Quand Thomas était là, nous avons vu la première abeille. Dix jours après, les premières pontes de grenouilles dans la mare. C’est aussi le moment de l’année où, si je jardin n’est pas visité tous les jours, un phénomène symbolique est raté. À force de courir dans tous les sens, je n’ai pas pris la mesure de l’étendue des pluies. En quelques semaines, il a enfin plu ; je le vois en voiture puisque la Sarthe déborde et elle a envahi les prés qui forment son lit d’hiver. Et quand je prends le train, je vois les champs saturés d’eau. Sur le bord des voies ferrées ou des autoroutes, les bassins de retenue d’eau se remplissent un peu. Tous les matins, je m’oblige à vider les sceaux d’eau et les bacs disposés sous le toit. La sécheresse a été telle l’année dernière que je me force à imbiber certains coins du jardin, notamment ceux situés sous les grands arbres. À chaque gouttière, j’ai installé un système de récupération d’eau. Si j’avais les moyens et la place, je serais même capable de créer un étang. L’ancien propriétaire en a d’ailleurs creusé un, sur l’autre versant de la colline. À partir du filet d’eau d’une source, il a rempli un creux d’une centaine de mètres de large, agrémenté d’une petite cabane en bois et d’un deck qui avance sur l’eau, à l’américaine. Il peut y passer la journée et la nuit ; il s’est inventé son propre Walden, le salaud. Je l’admire pour ça et pour de nombreuses autres raisons. Mais, même s’il vit de l’autre côté de la route, nous ne nous dérangeons jamais. C’est une des surprises de cette nouvelle existence : je ne m’attendais pas à vivre si près de quelqu’un qui pourrait être un modèle.

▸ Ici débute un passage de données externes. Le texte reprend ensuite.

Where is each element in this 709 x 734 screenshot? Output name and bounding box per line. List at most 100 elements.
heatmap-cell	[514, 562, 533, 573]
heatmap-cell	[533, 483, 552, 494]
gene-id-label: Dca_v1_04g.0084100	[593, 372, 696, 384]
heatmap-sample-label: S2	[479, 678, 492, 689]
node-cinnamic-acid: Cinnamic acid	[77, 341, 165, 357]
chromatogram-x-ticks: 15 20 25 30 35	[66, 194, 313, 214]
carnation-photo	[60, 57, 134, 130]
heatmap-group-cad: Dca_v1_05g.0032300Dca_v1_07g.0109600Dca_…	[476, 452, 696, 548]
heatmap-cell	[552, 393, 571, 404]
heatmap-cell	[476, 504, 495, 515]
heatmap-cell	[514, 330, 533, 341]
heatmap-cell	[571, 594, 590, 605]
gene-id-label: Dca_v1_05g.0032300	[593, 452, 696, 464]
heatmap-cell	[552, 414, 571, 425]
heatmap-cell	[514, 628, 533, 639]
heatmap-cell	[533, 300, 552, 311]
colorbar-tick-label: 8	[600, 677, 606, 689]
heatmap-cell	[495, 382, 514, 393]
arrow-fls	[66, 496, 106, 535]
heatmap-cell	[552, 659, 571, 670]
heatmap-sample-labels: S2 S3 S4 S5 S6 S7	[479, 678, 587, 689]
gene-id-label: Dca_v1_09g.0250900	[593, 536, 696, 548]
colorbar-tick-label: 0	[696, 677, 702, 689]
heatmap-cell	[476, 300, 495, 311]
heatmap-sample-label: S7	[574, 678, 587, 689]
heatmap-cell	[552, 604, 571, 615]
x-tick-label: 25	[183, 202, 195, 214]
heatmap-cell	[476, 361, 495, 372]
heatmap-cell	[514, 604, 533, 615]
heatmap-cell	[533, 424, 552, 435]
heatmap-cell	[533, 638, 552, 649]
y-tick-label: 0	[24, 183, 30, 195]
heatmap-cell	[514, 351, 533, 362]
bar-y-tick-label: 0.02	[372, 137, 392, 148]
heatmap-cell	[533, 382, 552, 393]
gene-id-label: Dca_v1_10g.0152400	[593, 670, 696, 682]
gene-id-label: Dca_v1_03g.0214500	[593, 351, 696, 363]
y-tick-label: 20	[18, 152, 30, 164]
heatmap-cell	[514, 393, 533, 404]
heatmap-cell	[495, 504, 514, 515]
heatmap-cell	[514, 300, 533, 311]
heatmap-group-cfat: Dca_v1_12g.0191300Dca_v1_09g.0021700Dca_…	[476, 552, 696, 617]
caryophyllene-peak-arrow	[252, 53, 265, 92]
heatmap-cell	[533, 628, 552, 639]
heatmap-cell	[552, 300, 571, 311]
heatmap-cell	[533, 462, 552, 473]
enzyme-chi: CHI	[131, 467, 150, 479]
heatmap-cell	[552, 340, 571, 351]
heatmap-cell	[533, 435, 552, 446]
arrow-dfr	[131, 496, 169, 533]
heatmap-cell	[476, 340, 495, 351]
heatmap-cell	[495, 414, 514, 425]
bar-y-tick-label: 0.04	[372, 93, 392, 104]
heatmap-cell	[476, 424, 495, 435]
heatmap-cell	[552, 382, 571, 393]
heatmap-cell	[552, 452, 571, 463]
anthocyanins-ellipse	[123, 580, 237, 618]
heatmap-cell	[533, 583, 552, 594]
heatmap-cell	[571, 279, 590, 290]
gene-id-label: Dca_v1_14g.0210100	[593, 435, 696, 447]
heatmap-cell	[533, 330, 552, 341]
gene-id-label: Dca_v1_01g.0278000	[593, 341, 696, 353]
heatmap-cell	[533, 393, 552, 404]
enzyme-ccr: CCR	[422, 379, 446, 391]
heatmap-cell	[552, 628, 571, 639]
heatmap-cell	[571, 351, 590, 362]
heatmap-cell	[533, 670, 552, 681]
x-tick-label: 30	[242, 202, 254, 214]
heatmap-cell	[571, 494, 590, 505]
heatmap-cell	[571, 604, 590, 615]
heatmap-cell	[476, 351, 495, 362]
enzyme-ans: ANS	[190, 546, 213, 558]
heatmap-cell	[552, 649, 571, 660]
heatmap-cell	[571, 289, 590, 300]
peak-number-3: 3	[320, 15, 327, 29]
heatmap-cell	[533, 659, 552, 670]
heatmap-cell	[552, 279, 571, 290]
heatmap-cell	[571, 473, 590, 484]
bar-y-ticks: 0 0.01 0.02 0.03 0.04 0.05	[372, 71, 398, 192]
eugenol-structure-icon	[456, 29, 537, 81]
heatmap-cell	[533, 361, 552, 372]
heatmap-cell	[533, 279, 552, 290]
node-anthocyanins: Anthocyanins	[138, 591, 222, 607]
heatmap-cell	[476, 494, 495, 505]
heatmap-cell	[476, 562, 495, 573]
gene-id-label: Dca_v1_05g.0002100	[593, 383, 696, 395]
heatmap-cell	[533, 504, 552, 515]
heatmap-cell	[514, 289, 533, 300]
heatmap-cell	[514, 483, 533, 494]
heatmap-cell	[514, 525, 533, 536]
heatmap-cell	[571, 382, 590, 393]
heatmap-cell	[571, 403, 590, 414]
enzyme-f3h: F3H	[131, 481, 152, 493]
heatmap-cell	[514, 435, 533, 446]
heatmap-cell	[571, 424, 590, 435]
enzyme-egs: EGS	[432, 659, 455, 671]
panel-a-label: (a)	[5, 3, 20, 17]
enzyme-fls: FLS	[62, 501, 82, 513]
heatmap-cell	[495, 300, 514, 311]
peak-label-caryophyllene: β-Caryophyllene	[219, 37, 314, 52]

Cette année, le début du printemps a été marqué par la maturité de mes hellébores fétides. Il y a deux ans, j’avais ramené plusieurs petits pieds du jardin de Jean-Luc où elles se ressèment en surnombre dans le gravier. Je ne connaissais pas cette plante avant qu’il m’en fasse tout un plat. Si elle a de l’eau, c’est une des rares variétés qui est belle toute l’année. Elle ne connaît même pas de petit coup de blues comme les euphorbes. Comme ces dernières, il vaut mieux les installer lorsqu’elles sont petites et ne plus les déranger ensuite. À la fin de l’hiver, quand il n’y a que les bulbes comme les jonquilles ou les crocus, les hellébores fétides sont de magnifiques plantes dotées d’un feuillage coriace et découpé, qui résiste à tout. Et lorsqu’apparaissent au cœur de l’hiver ces étranges grappes de clochettes vert pâles, presque fluorescentes, elles me touchent plus que la folie des hellébores que l’on nous impose depuis dix ans.

9 avril. Semaine de travail intense à l’extérieur. Ce printemps est bien tardif. Les années précédentes, les grillons de la pelouse s’étaient réveillés dès le mois de mars. Et là, ils sont toujours endormis. Pour la première fois depuis mon installation, je suis monté au sommet des pommiers pour les brosser : mousses, lichens et écorces mortes sont tombés. J’ai enfin traité ces arbres qui devraient cesser de m’inonder de leurs fruits pourris. J’ai aussi disposé du gravier dans les passages du jardin de rochers. Puis traité complètement les arbustes et les rosiers, taillé la vigne, coupé les branches basses du cèdre, repris les massifs au coupe bordure (une journée de travail), planté un nouveau massif sur la terrasse avec des fougères dont une royale et quatre Matteuccia struthiopteris, mes préférées. J’ai commencé à rassembler les déchets secs au milieu du champ de cosmos afin de les brûler et nettoyer la terre avant de semer. Un lièvre n’a pas trouvé mieux que s’installer en plein milieu des fleurs, il mange déjà les pieds de camomille. J’ai encore nettoyé les plates-bandes du potager. Avant la première tonte, tout est donc presque prêt. Il me reste à terminer la terrasse située devant de la maison.